Aku membungkam mulutnya dengan tanganku hingga tak sepatah katapun bisa keluar dari bibirnya. Setelah aku yakin dia akan menutup mulutnya jika aku membuka bekapan tanganku, kudorong tubuhnya hingga dia berlutut di lantai mobil dan kutekan bagian belakang kepalanya sampai menyentuh di antara pahaku. "Kita punya puluhan liter cadangan bahan bakar di bagian belakang mobil. We'll fill the tank later. Now shut up and suck my dick!"
Zoe melenguh pasrah dan menurut.
Akhirnya aku berhasil melakukan ejakulasi dua kali. Sekali di dalam rongga mulut dan sekali di dalam lubang pantat Zoe. Aku memeluk tubuh telanjangnya sampai pagi membangunkan kami berdua dalam kedamaian. Saat aku melihat wajah tidurnya yang tenang terkulai di atas dadaku, rasanya hal yang terjadi dua minggu ini seperti mimpi buruk yang berlalu bersama datangnya hari baru. Aku mengusap rambutnya, mengecup ujung kepalanya dan dia terbangun malu-malu. Kami tidak banyak menghabiskan waktu dengan bemesraan. Zoe dengan sigap memintaku segera mengisi tanki bahan bakar supaya kami bisa segera sampai ke Ohio. Aku tahu. Supaya dia bisa segera bertemu dengan kekasihnya.

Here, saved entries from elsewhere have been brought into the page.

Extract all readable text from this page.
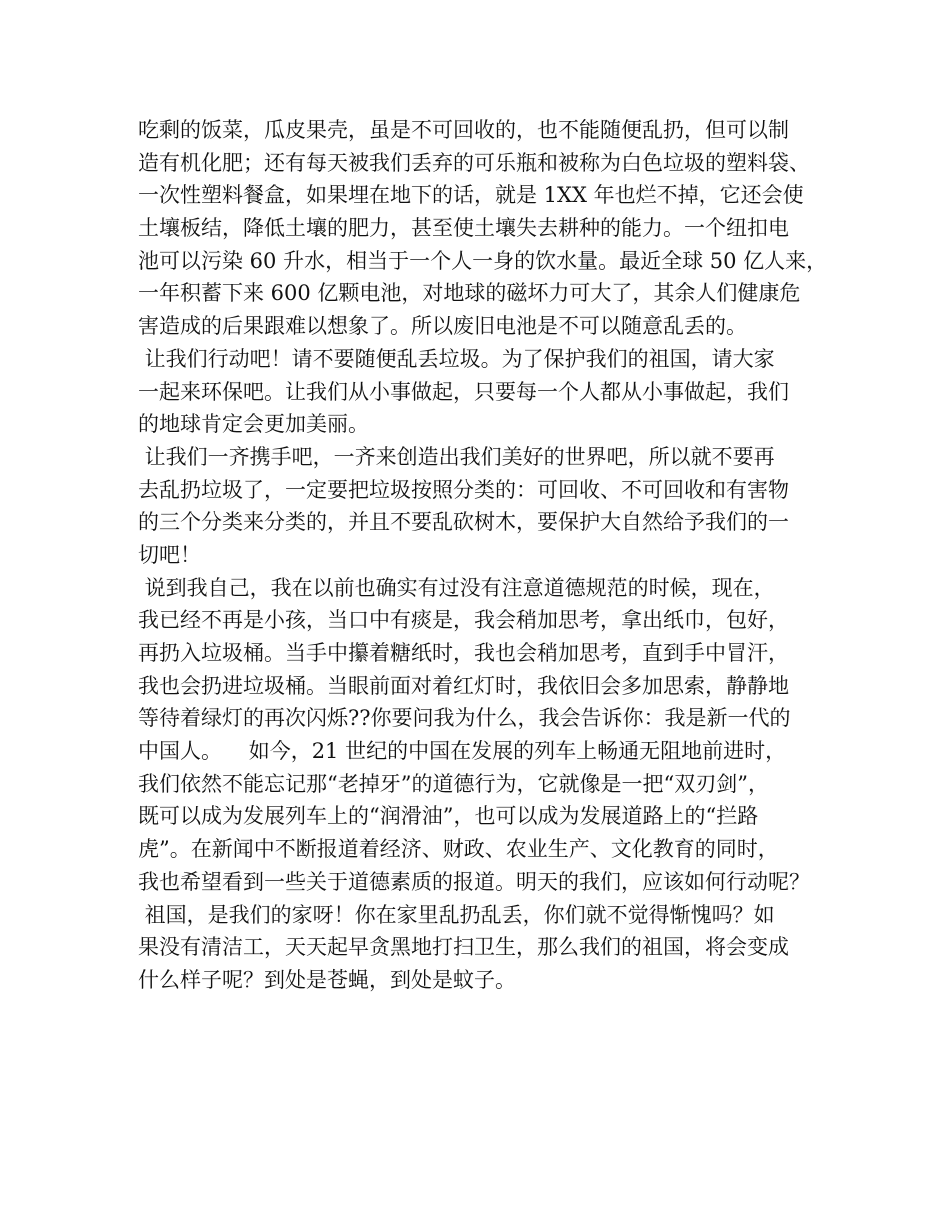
吃剩的饭菜，瓜皮果壳，虽是不可回收的，也不能随便乱扔，但可以制
造有机化肥；还有每天被我们丢弃的可乐瓶和被称为白色垃圾的塑料袋、
一次性塑料餐盒，如果埋在地下的话，就是 1XX 年也烂不掉，它还会使
土壤板结，降低土壤的肥力，甚至使土壤失去耕种的能力。一个纽扣电
池可以污染 60 升水，相当于一个人一身的饮水量。最近全球 50 亿人来，
一年积蓄下来 600 亿颗电池，对地球的磁坏力可大了，其余人们健康危
害造成的后果跟难以想象了。所以废旧电池是不可以随意乱丢的。
让我们行动吧！请不要随便乱丢垃圾。为了保护我们的祖国，请大家
一起来环保吧。让我们从小事做起，只要每一个人都从小事做起，我们
的地球肯定会更加美丽。
让我们一齐携手吧，一齐来创造出我们美好的世界吧，所以就不要再
去乱扔垃圾了，一定要把垃圾按照分类的：可回收、不可回收和有害物
的三个分类来分类的，并且不要乱砍树木，要保护大自然给予我们的一
切吧！
说到我自己，我在以前也确实有过没有注意道德规范的时候，现在，
我已经不再是小孩，当口中有痰是，我会稍加思考，拿出纸巾，包好，
再扔入垃圾桶。当手中攥着糖纸时，我也会稍加思考，直到手中冒汗，
我也会扔进垃圾桶。当眼前面对着红灯时，我依旧会多加思索，静静地
等待着绿灯的再次闪烁??你要问我为什么，我会告诉你：我是新一代的
中国人。    如今，21 世纪的中国在发展的列车上畅通无阻地前进时，
我们依然不能忘记那“老掉牙”的道德行为，它就像是一把“双刃剑”，
既可以成为发展列车上的“润滑油”，也可以成为发展道路上的“拦路
虎”。在新闻中不断报道着经济、财政、农业生产、文化教育的同时，
我也希望看到一些关于道德素质的报道。明天的我们，应该如何行动呢？
祖国，是我们的家呀！你在家里乱扔乱丢，你们就不觉得惭愧吗？如
果没有清洁工，天天起早贪黑地打扫卫生，那么我们的祖国，将会变成
什么样子呢？到处是苍蝇，到处是蚊子。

Sesampainya kami di perbatasan. Lieutenant governor Bill Cole sendiri yang menyambut kedatangan kami. Zoe dipersilakan ke barak untuk memeriksa apakah anggota keluarganya termasuk dalam sekelompok survivor, sementara Sir Bill Cole menggiringku ke ruangannya untuk bicara. Mereka menghidangkan steak tenderloin beef dan segelas anggur untuk makan malam kami berdua beserta beberapa petinggi West Virginia dan Ohio yang masih selamat. Governor Earl Ray Tomblin sudah berkumpul di gedung putih.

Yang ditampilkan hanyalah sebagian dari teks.